建設業における品質確保はどうであろうか?

 これと比較して、建設業における品質確保はどうであろうか?設計者の立場からは、設計どおりにできない現場が問題だと言うし、現場からは、現場を知らない設計者が問題だと言う。
 「現場力」という面で見ると、熟練工が育成されるような努力をしているかというと、下請けへのしわ寄せという形で現場における創意工夫による品質改善を阻害するとともに、現場を本社から管理することを目的に、TQCで見られたような職人や現場監督からの改善活動がまったくなくなっている現実がある。建設業の生産拠点は現場であり、現場があるから利益を出すことができるのに、「現場力」が落ちている現状を改善できないことに大きな問題がある。
 一方、「設計力」という面からは、設計を生産情報として完結しないまま設計図書として発注される傾向が強まっていることに、生産情報としての設計のあり方に疑問を感じる。
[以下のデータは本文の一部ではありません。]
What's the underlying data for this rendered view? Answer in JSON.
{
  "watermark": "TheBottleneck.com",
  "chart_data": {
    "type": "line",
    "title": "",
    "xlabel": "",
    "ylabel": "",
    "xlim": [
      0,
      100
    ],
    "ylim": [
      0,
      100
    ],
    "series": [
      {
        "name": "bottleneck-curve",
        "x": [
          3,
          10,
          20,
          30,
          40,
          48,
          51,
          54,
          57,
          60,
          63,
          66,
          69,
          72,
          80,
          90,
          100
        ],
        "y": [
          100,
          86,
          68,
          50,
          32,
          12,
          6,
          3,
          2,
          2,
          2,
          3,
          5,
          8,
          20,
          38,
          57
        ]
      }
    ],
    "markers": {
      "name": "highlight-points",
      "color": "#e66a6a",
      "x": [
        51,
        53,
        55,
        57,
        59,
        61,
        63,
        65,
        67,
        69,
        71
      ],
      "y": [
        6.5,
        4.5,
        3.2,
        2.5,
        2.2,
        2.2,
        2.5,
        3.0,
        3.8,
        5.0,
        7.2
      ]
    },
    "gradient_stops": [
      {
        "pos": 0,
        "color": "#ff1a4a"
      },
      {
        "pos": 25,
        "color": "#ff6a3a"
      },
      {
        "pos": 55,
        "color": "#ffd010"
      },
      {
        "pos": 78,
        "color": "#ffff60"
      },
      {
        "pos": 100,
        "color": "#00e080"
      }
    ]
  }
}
製造業のように設計において、現場で生じる品質問題もあらかじめ予測し、それが生じた場合でも、一定の品質が確保できるような設計、4σから6σへと品質管理を高める手法を積極的に導入しているかというと、逆に、現場に依存することをあらかじめプログラムした設計がなされているのが現実ではなかろうか。
 すべての設計がそうであるとは言わないが、より高度、複雑な建物に対しては、生産管理としての設計のあり方を再度、検討し直す必要があると思う。あるディベロッパーでは、確認申請のための設計者と外装デザインのための設計者を分けて発注しているが、設計をデザイン実現のための「意匠設計」と製造物として生産するための生産情報確立のための「生産設計」に区分し、その役割分担を図ることも必要ではなかろうか。

建設業における「現場力」と「設計力」

 要は、建設業として、いかに総合的な品質を安定的に、発注者に提供できるかが求められている。
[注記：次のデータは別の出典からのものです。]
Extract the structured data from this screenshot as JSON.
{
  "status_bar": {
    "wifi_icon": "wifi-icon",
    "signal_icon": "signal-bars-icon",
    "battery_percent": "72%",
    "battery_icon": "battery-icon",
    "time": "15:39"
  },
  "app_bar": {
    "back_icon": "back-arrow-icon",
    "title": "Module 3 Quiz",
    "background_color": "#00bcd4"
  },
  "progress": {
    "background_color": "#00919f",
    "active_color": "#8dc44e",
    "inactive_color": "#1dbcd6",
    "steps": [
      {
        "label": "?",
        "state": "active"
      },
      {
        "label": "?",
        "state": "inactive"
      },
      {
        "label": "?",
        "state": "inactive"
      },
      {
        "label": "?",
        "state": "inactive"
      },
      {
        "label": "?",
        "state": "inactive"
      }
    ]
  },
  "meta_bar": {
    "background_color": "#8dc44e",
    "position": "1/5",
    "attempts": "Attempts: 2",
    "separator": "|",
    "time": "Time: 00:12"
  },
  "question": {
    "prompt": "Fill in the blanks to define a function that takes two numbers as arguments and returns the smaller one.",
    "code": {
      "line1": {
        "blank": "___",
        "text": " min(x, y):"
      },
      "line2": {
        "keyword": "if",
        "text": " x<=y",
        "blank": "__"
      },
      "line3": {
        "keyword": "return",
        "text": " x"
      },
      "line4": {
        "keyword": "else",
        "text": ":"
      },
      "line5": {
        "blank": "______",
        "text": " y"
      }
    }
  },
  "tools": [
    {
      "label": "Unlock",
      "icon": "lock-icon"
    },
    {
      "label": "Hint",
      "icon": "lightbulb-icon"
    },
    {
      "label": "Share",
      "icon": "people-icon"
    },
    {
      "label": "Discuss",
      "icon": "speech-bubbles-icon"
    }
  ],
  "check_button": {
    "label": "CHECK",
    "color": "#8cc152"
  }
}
 建設業における「現場力」と「設計力」を融合し、いかに発注者が満足する品質を確保するのか、建設業に携わるそれぞれが考えなければ、製造業において計上している売上金の25%にものぼる欠陥品や修理費用対策費を、建設業においても同様に積み立てる必要が生じるであろう。
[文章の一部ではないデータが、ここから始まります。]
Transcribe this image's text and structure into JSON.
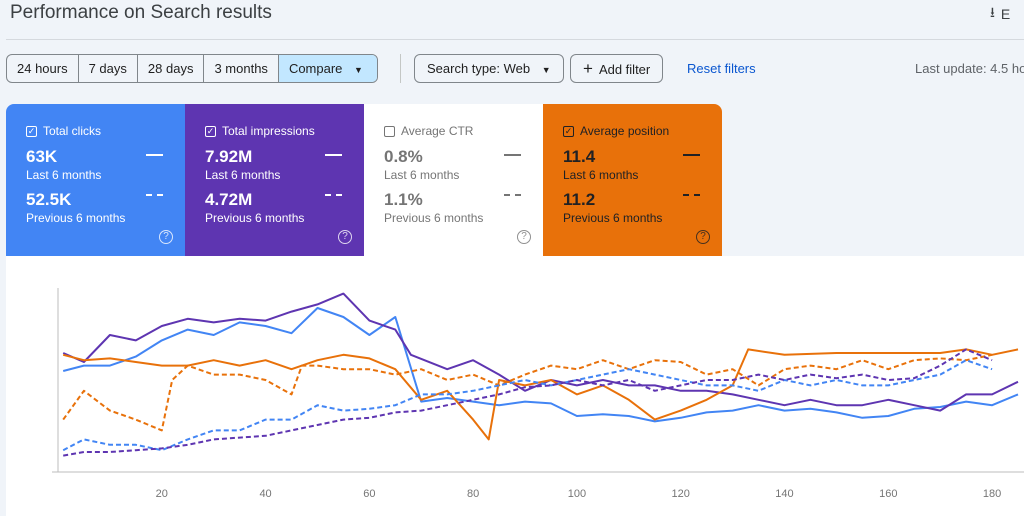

 設計施工を共に実現してきたゼネコンにおける総合力の発揮が、積立金の大きさによるのではなく、「現場力」と「設計力」の融合による信頼性の高い品質管理能力に依存できる体制の構築が早期に求められる。
 製造業において現場力と設計力を融合したように、建設業においても「現場力」と「設計力」の共生により、高い品質が継続的に提供できることを望む。